Given that ARA displays multiple functions, our results examined the radioprotective effects of ARA on immunity and oxidative stress. Some ARA-derived metabolites serve as the potent anti-inflammatory mediator involved in resolving inflammation, such as lipoxin A4 and eicosanoids [26, 27]. In a systematic review of studies conducted in adults, increasing ARA intake to 1000–1500 mg/day did not adversely affect platelet aggregation, blood clotting, oxidative stress markers, or immune function [28]. These studies further support our findings regarding the alleviation of radiation-induced inflammation and oxidative stress in mice.

Some studies have also implied that ARA can activate the proliferation of intestinal stem cells [8]. ARA strongly promoted intestinal epithelial cell proliferation by increasing Ascl2 expression and activating the WNT signaling pathway, but inhibited intestinal epithelial cell differentiation after irradiation [8]. Moreover, ARA concentrations in individuals with colon cancer tissue were increased, suggesting that ARA has a proliferation-promoting effect in the intestine [29], which is similar to our results obtained through KEGG pathway enrichment analysis of DEGs associated with ARA treatment. Accordingly, further in vivo experiments are required to validate these mechanisms in follow-up studies.

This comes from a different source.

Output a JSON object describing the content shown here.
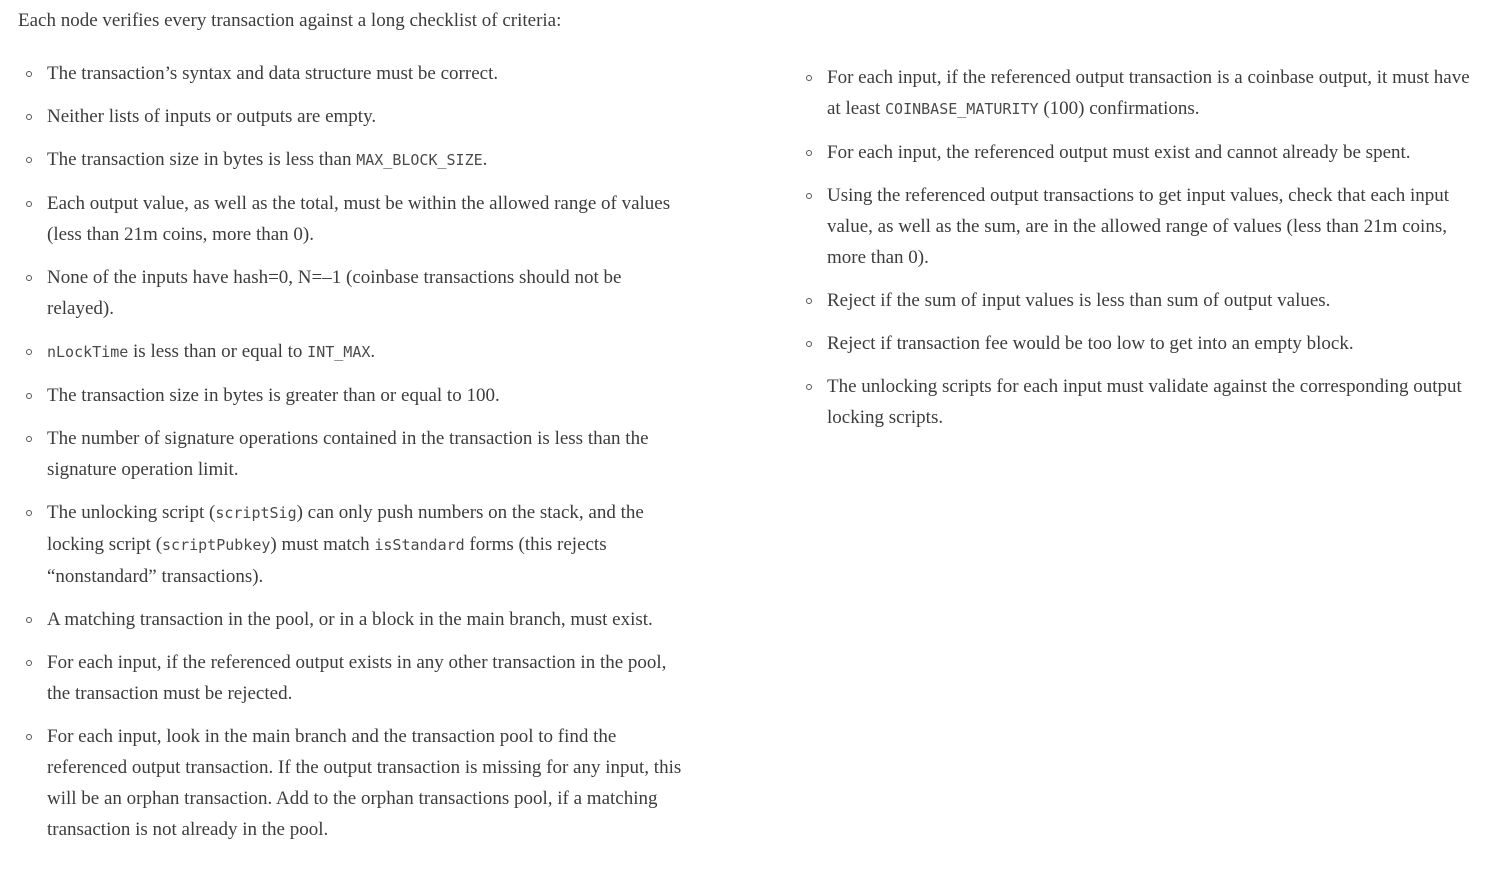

Finally, we discovered and validated Hmgcs1 as a potential major downstream target of ARA. Hmgcs1 plays a key role in cholesterol metabolism by converting acetoacetyl-CoA to HMG-CoA [30]. Our research showed the downregulation of Hmgcs1 in post-radiation intestinal tissues, suggesting perturbation of cholesterol biosynthesis by radiation. Based on these results and the comparison of pathways between the Con and radiation groups involved in the inhibition of ARA metabolism and LA metabolism through metabolomics and proteomics, we speculated that radiation might result in lipid metabolism disorders. Furthermore, stimulated Hmgcs1 exerts a radioprotective effect on cervical cancer cells. In contrast, the loss of Hmgcs1 by shRNAs increases the sensitivity to radiation [31]. Therefore, whether ARA participates in the regulation of lipid metabolism after radiation and the regulatory mechanisms between ARA and Hmgcs1 require further investigation.

Our study has several limitations regarding the experimental design and exploration of the mechanism. First, we did not observe the radioprotective function of Lachnospiraceae or fecal microbiota transplantation in mice subjected to irradiation. Second, ARA treatment experiments and microbiotic and metabolic sequencing were not repeated in female mice. In addition, future studies should investigate the relationship among ARA metabolites, lipid metabolism, and radiation protection.

In conclusion, the characteristics of the gut microbiota and metabolites in patients with DTC are remarkably transformed after 131I therapy, and ARA treatment can prevent IR-induced injury in mice. Lachnospiraceae and ARA metabolites significantly contribute to radioprotection. ARA supplementation in mice ameliorates irradiation toxicity by controlling inflammation and oxidative stress, recovering hematopoiesis, promoting intestinal epithelial regeneration, and preserving intestinal bacteria and metabolite composition. Additionally, ARA is involved in lipid metabolism by stimulating enteric Hmgcs1 to perform its radioprotective functions. ARA may be recognized as a therapeutic agent for treating the adverse side effects of radionuclides.